Conserver la mémoire d’un monde “pour des millions d’années”. C’est un des objectifs de l’intéressant projet Sanctuary que le CEA présentait hier plus en détail, dans un communiqué.
Lancée à l’occasion du 50e anniversaire du premier pas de l’homme sur la Lune (le 20 juillet 2019) , cette mission d’exploration spatiale s’avère, à plus d’un titre, originale.
Exploration des vestiges de la mission Apollo 17
Comme l’indique le CEA, Sanctuary est en effet la première mission d’exploration spatiale privée et la première mission spatiale dédiée à l’archéologie. Pendant douze jours – presque un jour lunaire – deux robots exploreront ainsi “les vestiges laissés par les astronautes américains” d’une autre mission Apollo, la dernière : Apollo 17.
Des disques de saphir contenant “la mémoire d’une époque”
Sanctuary emportera qui plus est une cargaison très particulière.
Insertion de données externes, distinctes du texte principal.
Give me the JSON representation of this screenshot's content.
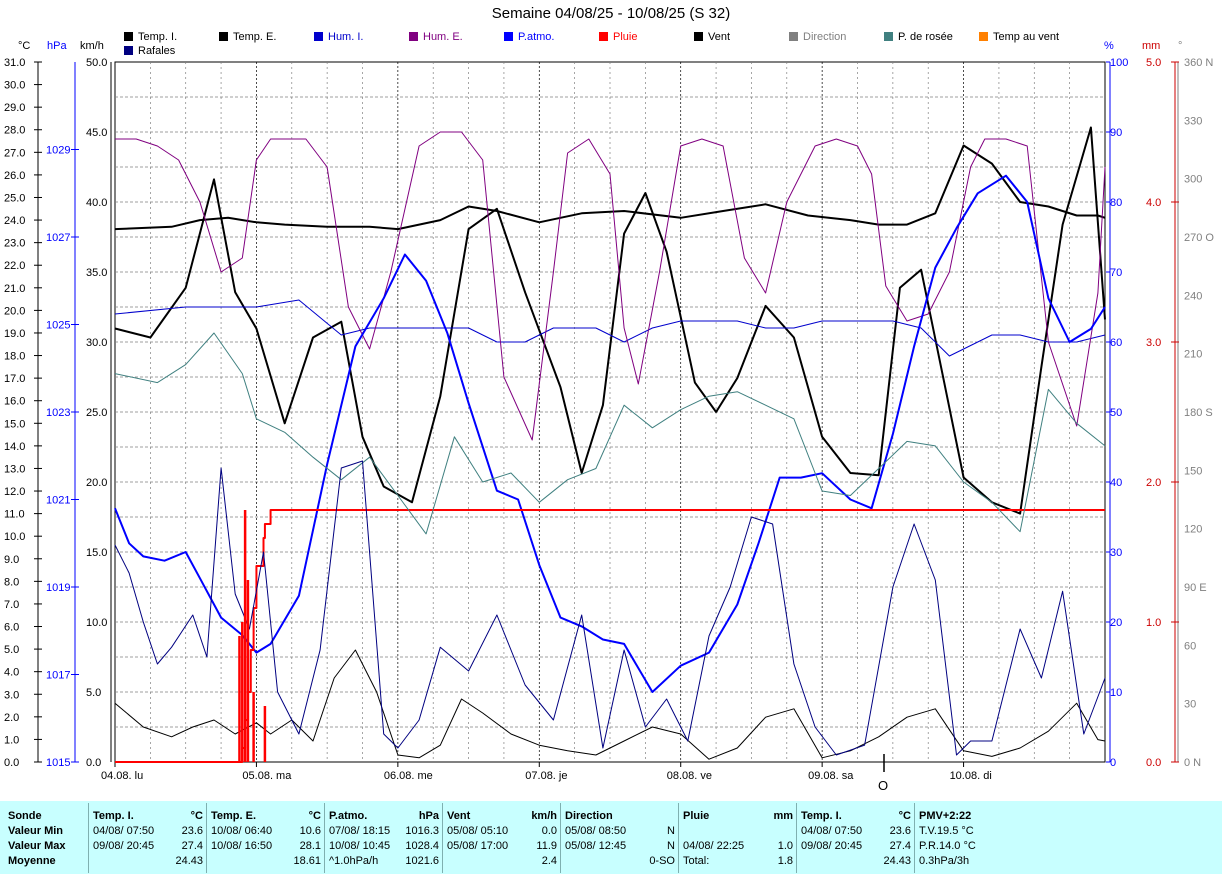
{
  "title": "Semaine 04/08/25 - 10/08/25 (S 32)",
  "legend": [
    {
      "label": "Temp. I.",
      "color": "#000000",
      "text_color": "#000000"
    },
    {
      "label": "Temp. E.",
      "color": "#000000",
      "text_color": "#000000"
    },
    {
      "label": "Hum. I.",
      "color": "#0000cc",
      "text_color": "#0000cc"
    },
    {
      "label": "Hum. E.",
      "color": "#800080",
      "text_color": "#800080"
    },
    {
      "label": "P.atmo.",
      "color": "#0000ff",
      "text_color": "#0000ff"
    },
    {
      "label": "Pluie",
      "color": "#ff0000",
      "text_color": "#ff0000"
    },
    {
      "label": "Vent",
      "color": "#000000",
      "text_color": "#000000"
    },
    {
      "label": "Direction",
      "color": "#808080",
      "text_color": "#808080"
    },
    {
      "label": "P. de rosée",
      "color": "#408080",
      "text_color": "#000000"
    },
    {
      "label": "Temp au vent",
      "color": "#ff8000",
      "text_color": "#000000"
    },
    {
      "label": "Rafales",
      "color": "#000080",
      "text_color": "#000000"
    }
  ],
  "units": {
    "temp": "°C",
    "press": "hPa",
    "wind": "km/h",
    "hum": "%",
    "rain": "mm",
    "dir": "°"
  },
  "o_label": "O",
  "footer": {
    "labels": [
      "Sonde",
      "Valeur Min",
      "Valeur Max",
      "Moyenne"
    ],
    "columns": [
      {
        "name": "Temp. I.",
        "unit": "°C",
        "rows": [
          [
            "04/08/ 07:50",
            "23.6"
          ],
          [
            "09/08/ 20:45",
            "27.4"
          ],
          [
            "",
            "24.43"
          ]
        ]
      },
      {
        "name": "Temp. E.",
        "unit": "°C",
        "rows": [
          [
            "10/08/ 06:40",
            "10.6"
          ],
          [
            "10/08/ 16:50",
            "28.1"
          ],
          [
            "",
            "18.61"
          ]
        ]
      },
      {
        "name": "P.atmo.",
        "unit": "hPa",
        "rows": [
          [
            "07/08/ 18:15",
            "1016.3"
          ],
          [
            "10/08/ 10:45",
            "1028.4"
          ],
          [
            "^1.0hPa/h",
            "1021.6"
          ]
        ]
      },
      {
        "name": "Vent",
        "unit": "km/h",
        "rows": [
          [
            "05/08/ 05:10",
            "0.0"
          ],
          [
            "05/08/ 17:00",
            "11.9"
          ],
          [
            "",
            "2.4"
          ]
        ]
      },
      {
        "name": "Direction",
        "unit": "",
        "rows": [
          [
            "05/08/ 08:50",
            "N"
          ],
          [
            "05/08/ 12:45",
            "N"
          ],
          [
            "",
            "0-SO"
          ]
        ]
      },
      {
        "name": "Pluie",
        "unit": "mm",
        "rows": [
          [
            "",
            ""
          ],
          [
            "04/08/ 22:25",
            "1.0"
          ],
          [
            "Total:",
            "1.8"
          ]
        ]
      },
      {
        "name": "Temp. I.",
        "unit": "°C",
        "rows": [
          [
            "04/08/ 07:50",
            "23.6"
          ],
          [
            "09/08/ 20:45",
            "27.4"
          ],
          [
            "",
            "24.43"
          ]
        ]
      },
      {
        "name": "PMV+2:22",
        "unit": "",
        "rows": [
          [
            "T.V.19.5 °C",
            ""
          ],
          [
            "P.R.14.0 °C",
            ""
          ],
          [
            "0.3hPa/3h",
            ""
          ]
        ]
      }
    ]
  },
  "chart_data": {
    "type": "line",
    "title": "Semaine 04/08/25 - 10/08/25 (S 32)",
    "x_unit": "days since 04.08 00:00",
    "xlim": [
      0,
      7
    ],
    "x_ticks": [
      "04.08. lu",
      "05.08. ma",
      "06.08. me",
      "07.08. je",
      "08.08. ve",
      "09.08. sa",
      "10.08. di"
    ],
    "axes": {
      "temp_c": {
        "range": [
          0,
          31
        ],
        "ticks": [
          0,
          1,
          2,
          3,
          4,
          5,
          6,
          7,
          8,
          9,
          10,
          11,
          12,
          13,
          14,
          15,
          16,
          17,
          18,
          19,
          20,
          21,
          22,
          23,
          24,
          25,
          26,
          27,
          28,
          29,
          30,
          31
        ],
        "color": "#000000"
      },
      "press_hpa": {
        "range": [
          1015,
          1031
        ],
        "ticks": [
          1015,
          1017,
          1019,
          1021,
          1023,
          1025,
          1027,
          1029
        ],
        "color": "#0000ff"
      },
      "wind_kmh": {
        "range": [
          0,
          50
        ],
        "ticks": [
          0,
          5,
          10,
          15,
          20,
          25,
          30,
          35,
          40,
          45,
          50
        ],
        "color": "#000000"
      },
      "hum_pct": {
        "range": [
          0,
          100
        ],
        "ticks": [
          0,
          10,
          20,
          30,
          40,
          50,
          60,
          70,
          80,
          90,
          100
        ],
        "color": "#0000ff"
      },
      "rain_mm": {
        "range": [
          0,
          5
        ],
        "ticks": [
          0,
          1,
          2,
          3,
          4,
          5
        ],
        "color": "#cc0000"
      },
      "dir_deg": {
        "range": [
          0,
          360
        ],
        "ticks": [
          0,
          30,
          60,
          90,
          120,
          150,
          180,
          210,
          240,
          270,
          300,
          330,
          360
        ],
        "tick_labels": [
          "0 N",
          "30",
          "60",
          "90 E",
          "120",
          "150",
          "180 S",
          "210",
          "240",
          "270 O",
          "300",
          "330",
          "360 N"
        ],
        "color": "#808080"
      }
    },
    "grid": true,
    "series": [
      {
        "name": "Temp. I.",
        "axis": "temp_c",
        "color": "#000000",
        "width": 2,
        "x": [
          0,
          0.4,
          0.6,
          0.8,
          1.0,
          1.2,
          1.5,
          1.8,
          2.0,
          2.3,
          2.5,
          2.7,
          3.0,
          3.3,
          3.6,
          4.0,
          4.3,
          4.6,
          4.9,
          5.2,
          5.4,
          5.6,
          5.8,
          6.0,
          6.2,
          6.4,
          6.6,
          6.8,
          6.95,
          7.0
        ],
        "y": [
          23.6,
          23.7,
          24.0,
          24.1,
          23.9,
          23.8,
          23.7,
          23.7,
          23.6,
          24.0,
          24.6,
          24.4,
          23.9,
          24.3,
          24.4,
          24.1,
          24.4,
          24.7,
          24.2,
          24.0,
          23.8,
          23.8,
          24.3,
          27.3,
          26.5,
          24.8,
          24.6,
          24.2,
          24.2,
          24.1
        ]
      },
      {
        "name": "Temp. E.",
        "axis": "temp_c",
        "color": "#000000",
        "width": 2,
        "x": [
          0,
          0.25,
          0.5,
          0.7,
          0.85,
          1.0,
          1.2,
          1.4,
          1.6,
          1.75,
          1.9,
          2.1,
          2.3,
          2.5,
          2.7,
          2.9,
          3.15,
          3.3,
          3.45,
          3.6,
          3.75,
          3.9,
          4.1,
          4.25,
          4.4,
          4.6,
          4.8,
          5.0,
          5.2,
          5.4,
          5.55,
          5.7,
          5.85,
          6.0,
          6.2,
          6.4,
          6.55,
          6.7,
          6.9,
          7.0
        ],
        "y": [
          19.2,
          18.8,
          21.0,
          25.8,
          20.8,
          19.2,
          15.0,
          18.8,
          19.5,
          14.4,
          12.2,
          11.5,
          16.2,
          23.6,
          24.5,
          20.8,
          16.6,
          12.8,
          15.8,
          23.4,
          25.2,
          22.6,
          16.8,
          15.5,
          17.0,
          20.2,
          18.8,
          14.4,
          12.8,
          12.7,
          21.0,
          21.8,
          17.2,
          12.6,
          11.5,
          11.0,
          17.5,
          23.8,
          28.1,
          19.6
        ]
      },
      {
        "name": "Hum. I.",
        "axis": "hum_pct",
        "color": "#0000cc",
        "width": 1,
        "x": [
          0,
          0.5,
          1.0,
          1.3,
          1.6,
          1.8,
          2.0,
          2.3,
          2.5,
          2.7,
          2.9,
          3.1,
          3.4,
          3.6,
          3.8,
          4.0,
          4.2,
          4.4,
          4.6,
          4.8,
          5.0,
          5.3,
          5.5,
          5.7,
          5.9,
          6.0,
          6.2,
          6.4,
          6.6,
          6.8,
          7.0
        ],
        "y": [
          64,
          65,
          65,
          66,
          61,
          62,
          62,
          62,
          62,
          60,
          60,
          62,
          62,
          60,
          62,
          63,
          63,
          63,
          62,
          62,
          63,
          63,
          63,
          62,
          58,
          59,
          61,
          61,
          60,
          60,
          61
        ]
      },
      {
        "name": "Hum. E.",
        "axis": "hum_pct",
        "color": "#800080",
        "width": 1,
        "x": [
          0,
          0.15,
          0.3,
          0.45,
          0.6,
          0.75,
          0.9,
          1.0,
          1.1,
          1.2,
          1.35,
          1.5,
          1.65,
          1.8,
          1.95,
          2.15,
          2.3,
          2.45,
          2.6,
          2.75,
          2.95,
          3.1,
          3.2,
          3.35,
          3.5,
          3.6,
          3.7,
          3.85,
          4.0,
          4.15,
          4.3,
          4.45,
          4.6,
          4.75,
          4.95,
          5.1,
          5.25,
          5.35,
          5.45,
          5.6,
          5.75,
          5.9,
          6.05,
          6.15,
          6.3,
          6.45,
          6.6,
          6.8,
          6.95,
          7.0
        ],
        "y": [
          89,
          89,
          88,
          86,
          80,
          70,
          72,
          86,
          89,
          89,
          89,
          85,
          65,
          59,
          70,
          88,
          90,
          90,
          86,
          55,
          46,
          70,
          87,
          89,
          84,
          62,
          54,
          70,
          88,
          89,
          88,
          72,
          67,
          80,
          88,
          89,
          88,
          84,
          68,
          63,
          64,
          70,
          85,
          89,
          89,
          88,
          60,
          48,
          67,
          85
        ]
      },
      {
        "name": "P.atmo.",
        "axis": "press_hpa",
        "color": "#0000ff",
        "width": 2,
        "x": [
          0,
          0.1,
          0.2,
          0.35,
          0.5,
          0.6,
          0.75,
          0.9,
          1.0,
          1.1,
          1.3,
          1.5,
          1.7,
          1.9,
          2.05,
          2.2,
          2.35,
          2.5,
          2.7,
          2.85,
          3.0,
          3.15,
          3.3,
          3.45,
          3.6,
          3.8,
          4.0,
          4.2,
          4.4,
          4.55,
          4.7,
          4.85,
          5.0,
          5.2,
          5.35,
          5.5,
          5.65,
          5.8,
          5.95,
          6.1,
          6.3,
          6.45,
          6.6,
          6.75,
          6.9,
          7.0
        ],
        "y": [
          1020.8,
          1020.0,
          1019.7,
          1019.6,
          1019.8,
          1019.2,
          1018.3,
          1017.9,
          1017.5,
          1017.7,
          1018.8,
          1021.8,
          1024.5,
          1025.6,
          1026.6,
          1026.0,
          1024.8,
          1023.2,
          1021.2,
          1021.0,
          1019.5,
          1018.3,
          1018.1,
          1017.8,
          1017.7,
          1016.6,
          1017.2,
          1017.5,
          1018.6,
          1020.0,
          1021.5,
          1021.5,
          1021.6,
          1021.0,
          1020.8,
          1022.5,
          1024.5,
          1026.3,
          1027.2,
          1028.0,
          1028.4,
          1027.8,
          1025.6,
          1024.6,
          1024.9,
          1025.4
        ]
      },
      {
        "name": "Pluie",
        "axis": "rain_mm",
        "color": "#ff0000",
        "width": 2,
        "x": [
          0,
          0.88,
          0.9,
          0.92,
          0.94,
          0.96,
          0.98,
          1.0,
          1.03,
          1.05,
          1.06,
          1.1,
          1.15,
          7.0
        ],
        "y": [
          0,
          0,
          0.1,
          0.3,
          0.5,
          0.8,
          1.1,
          1.4,
          1.4,
          1.6,
          1.7,
          1.8,
          1.8,
          1.8
        ]
      },
      {
        "name": "P. de rosée",
        "axis": "temp_c",
        "color": "#408080",
        "width": 1,
        "x": [
          0,
          0.3,
          0.5,
          0.7,
          0.9,
          1.0,
          1.2,
          1.4,
          1.6,
          1.8,
          2.0,
          2.2,
          2.4,
          2.6,
          2.8,
          3.0,
          3.2,
          3.4,
          3.6,
          3.8,
          4.0,
          4.2,
          4.4,
          4.6,
          4.8,
          5.0,
          5.2,
          5.4,
          5.6,
          5.8,
          6.0,
          6.2,
          6.4,
          6.6,
          6.8,
          7.0
        ],
        "y": [
          17.2,
          16.8,
          17.6,
          19.0,
          17.2,
          15.2,
          14.6,
          13.5,
          12.5,
          13.5,
          11.8,
          10.1,
          14.4,
          12.4,
          12.8,
          11.5,
          12.5,
          13.0,
          15.8,
          14.8,
          15.6,
          16.2,
          16.4,
          15.8,
          15.2,
          12.0,
          11.8,
          13.0,
          14.2,
          14.0,
          12.4,
          11.5,
          10.2,
          16.5,
          15.0,
          14.0
        ]
      },
      {
        "name": "Vent",
        "axis": "wind_kmh",
        "color": "#000000",
        "width": 1,
        "x": [
          0,
          0.2,
          0.4,
          0.55,
          0.7,
          0.85,
          1.0,
          1.1,
          1.25,
          1.4,
          1.55,
          1.7,
          1.85,
          2.0,
          2.15,
          2.3,
          2.45,
          2.6,
          2.8,
          3.0,
          3.2,
          3.4,
          3.6,
          3.8,
          4.0,
          4.2,
          4.4,
          4.6,
          4.8,
          5.0,
          5.2,
          5.4,
          5.6,
          5.8,
          6.0,
          6.2,
          6.4,
          6.6,
          6.8,
          6.95,
          7.0
        ],
        "y": [
          4.2,
          2.5,
          1.8,
          2.5,
          3.0,
          2.0,
          2.8,
          2.0,
          3.0,
          1.5,
          6.0,
          8.0,
          5.0,
          0.5,
          0.3,
          1.2,
          4.5,
          3.5,
          2.0,
          1.2,
          0.8,
          0.5,
          1.5,
          2.5,
          2.0,
          0.2,
          1.0,
          3.2,
          3.8,
          0.3,
          0.8,
          1.8,
          3.2,
          3.8,
          0.8,
          0.4,
          1.0,
          2.2,
          4.2,
          1.6,
          1.5
        ]
      },
      {
        "name": "Rafales",
        "axis": "wind_kmh",
        "color": "#000080",
        "width": 1,
        "x": [
          0,
          0.1,
          0.2,
          0.3,
          0.4,
          0.55,
          0.65,
          0.75,
          0.85,
          0.95,
          1.05,
          1.15,
          1.3,
          1.45,
          1.6,
          1.75,
          1.9,
          2.0,
          2.15,
          2.3,
          2.5,
          2.7,
          2.9,
          3.1,
          3.3,
          3.45,
          3.6,
          3.75,
          3.9,
          4.05,
          4.2,
          4.35,
          4.5,
          4.65,
          4.8,
          4.95,
          5.1,
          5.3,
          5.5,
          5.65,
          5.8,
          5.95,
          6.05,
          6.2,
          6.4,
          6.55,
          6.7,
          6.85,
          7.0
        ],
        "y": [
          15.5,
          13.5,
          10.0,
          7.0,
          8.2,
          10.5,
          7.5,
          21.0,
          12.0,
          9.5,
          15.0,
          5.0,
          2.0,
          8.0,
          21.0,
          21.5,
          2.0,
          1.0,
          3.0,
          8.2,
          6.5,
          10.5,
          5.5,
          3.0,
          10.5,
          1.0,
          8.0,
          2.5,
          4.5,
          1.5,
          9.0,
          12.5,
          17.5,
          17.0,
          7.0,
          2.5,
          0.5,
          1.2,
          12.5,
          17.0,
          13.0,
          0.5,
          1.5,
          1.5,
          9.5,
          6.0,
          12.2,
          2.0,
          6.0
        ]
      }
    ]
  }
}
Cette sonde qui alunira dans la région Taurus Littrow embarquera en effet 17 disques de saphir contenant sous forme d’images, de textes ou de données codées “l‘intégralité de deux génomes humains (un homme, une femme), une sélection d’informations scientifiques, d’œuvres artistiques et de travaux collaboratifs”.

Il ne s’agit cependant pas ici de s’adresser à d’hypothétiques extraterrestres comme avec les sondes Pioneer et Voyager. L’objectif de Sanctuary est plutôt de s’adresser aux prochaines générations d’humains dans un lointain futur. Une fois la mission d’exploration achevée, la sonde restera en effet sur la Lune à proximité de la Terre et donc de nos descendants. “Il s’agit de leur parler de nous, d’ici et de maintenant” note le CEA. Une application à (très) grande échelle d’un classique de la sécurité informatique : ne gardez jamais une sauvegarde au même endroit que les fichiers originaux.